NFOP Magazine September/October 2011 (The National Federation of Occupational Pensioners.
MANY high-achieving people have suffered from bipolar disorder - what used to be known as manic depression. Celebrity victims have included actor Stephen Fry, boxer Frank Bruno, writer Graham Greene, film star Vivien Leigh, comedian Spike Milligan and singer Sinead O'Connor.
But you don't have to be famous or gifted to be bipolar. Gabrielle Blackman-Sheppard describes herself as an 'ordinary' sufferer and she has written a highly accessible, personal account of this often misunderstood disorder, describing the compulsion to live faster and faster and indulge in increasingly high-risk behaviour, such as gambling or sexual promiscuity, until one's life starts to unravel. In the end, she says, you feel you want to kill yourself because there seems little point in trying to carry on.

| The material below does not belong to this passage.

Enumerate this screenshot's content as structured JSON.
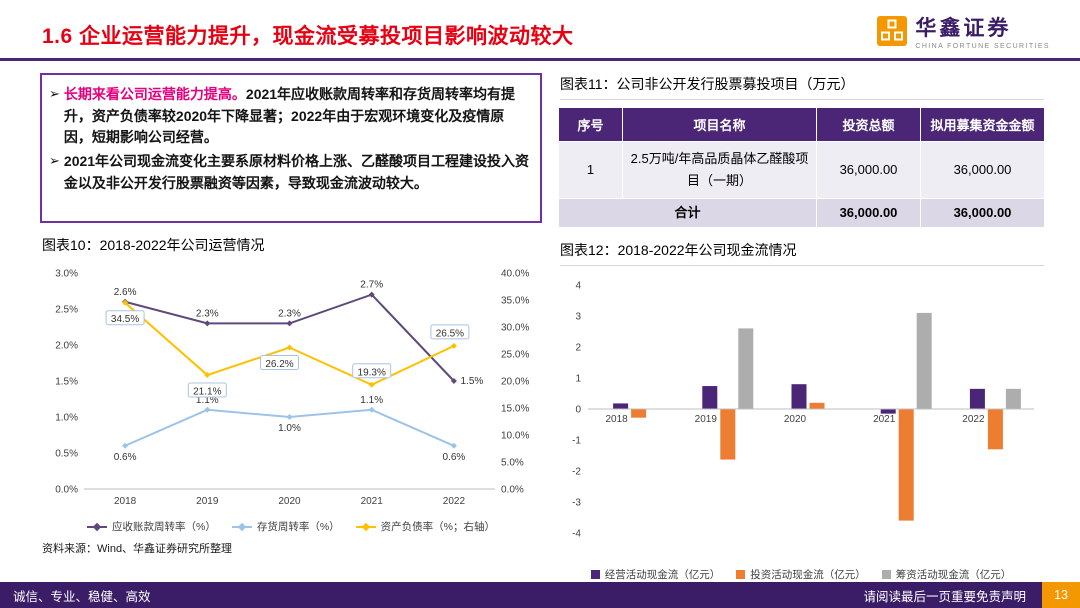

Although there are many treatments for bipolar disorder, none is guaranteed to work. At one point, Blackman Sheppard was on a cocktail of 16 different drugs. All proved ineffectual.

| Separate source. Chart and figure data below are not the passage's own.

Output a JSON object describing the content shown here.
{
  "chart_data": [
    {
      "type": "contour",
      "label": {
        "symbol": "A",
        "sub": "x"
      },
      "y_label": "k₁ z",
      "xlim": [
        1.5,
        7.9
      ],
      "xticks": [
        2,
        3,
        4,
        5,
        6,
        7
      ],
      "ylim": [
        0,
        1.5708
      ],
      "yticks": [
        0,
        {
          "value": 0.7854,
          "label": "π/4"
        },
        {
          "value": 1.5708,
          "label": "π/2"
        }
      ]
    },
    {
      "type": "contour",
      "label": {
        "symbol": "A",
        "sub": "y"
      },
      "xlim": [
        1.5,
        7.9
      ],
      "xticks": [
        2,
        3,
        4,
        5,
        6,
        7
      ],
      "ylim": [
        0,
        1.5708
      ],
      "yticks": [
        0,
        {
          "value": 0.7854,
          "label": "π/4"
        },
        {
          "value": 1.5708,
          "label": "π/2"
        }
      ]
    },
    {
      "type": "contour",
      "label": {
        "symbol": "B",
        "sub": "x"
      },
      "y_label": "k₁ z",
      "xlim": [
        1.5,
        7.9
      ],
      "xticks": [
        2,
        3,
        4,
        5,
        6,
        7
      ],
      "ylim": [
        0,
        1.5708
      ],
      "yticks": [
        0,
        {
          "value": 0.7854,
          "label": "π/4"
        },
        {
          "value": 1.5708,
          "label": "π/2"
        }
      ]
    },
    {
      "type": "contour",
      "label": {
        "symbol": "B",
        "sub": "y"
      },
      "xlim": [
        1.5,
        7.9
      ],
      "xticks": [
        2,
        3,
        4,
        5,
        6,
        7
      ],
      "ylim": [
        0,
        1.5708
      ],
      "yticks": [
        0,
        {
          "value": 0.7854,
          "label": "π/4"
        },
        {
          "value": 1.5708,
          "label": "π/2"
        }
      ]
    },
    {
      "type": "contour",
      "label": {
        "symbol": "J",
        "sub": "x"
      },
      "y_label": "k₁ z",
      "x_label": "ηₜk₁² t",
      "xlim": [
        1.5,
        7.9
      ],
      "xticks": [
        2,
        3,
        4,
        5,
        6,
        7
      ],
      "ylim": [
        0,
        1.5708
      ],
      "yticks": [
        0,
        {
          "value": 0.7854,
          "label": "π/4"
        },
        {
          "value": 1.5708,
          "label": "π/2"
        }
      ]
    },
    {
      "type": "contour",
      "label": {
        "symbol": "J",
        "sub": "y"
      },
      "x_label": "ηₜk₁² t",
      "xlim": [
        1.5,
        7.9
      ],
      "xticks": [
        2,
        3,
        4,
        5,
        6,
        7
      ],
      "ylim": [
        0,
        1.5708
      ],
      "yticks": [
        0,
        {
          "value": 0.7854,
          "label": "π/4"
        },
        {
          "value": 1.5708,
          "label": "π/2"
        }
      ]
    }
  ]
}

Her salvation came from a treatment long considered controversial: electroconvulsive therapy, but she stresses that there is no actual cure for the illness. Symptoms will recur whatever treatments are tried, although some can help rein in the worst excesses of both the mania and the depression.
Bi-Polar Girl: An Irreverent Look at Bipolar Disorder, is amusing, highly readable and illustrated by the author's son Greg, who is also a sufferer. I recommend it for anybody who has ever wondered exactly what bipolar is, or who has a sufferer in the family.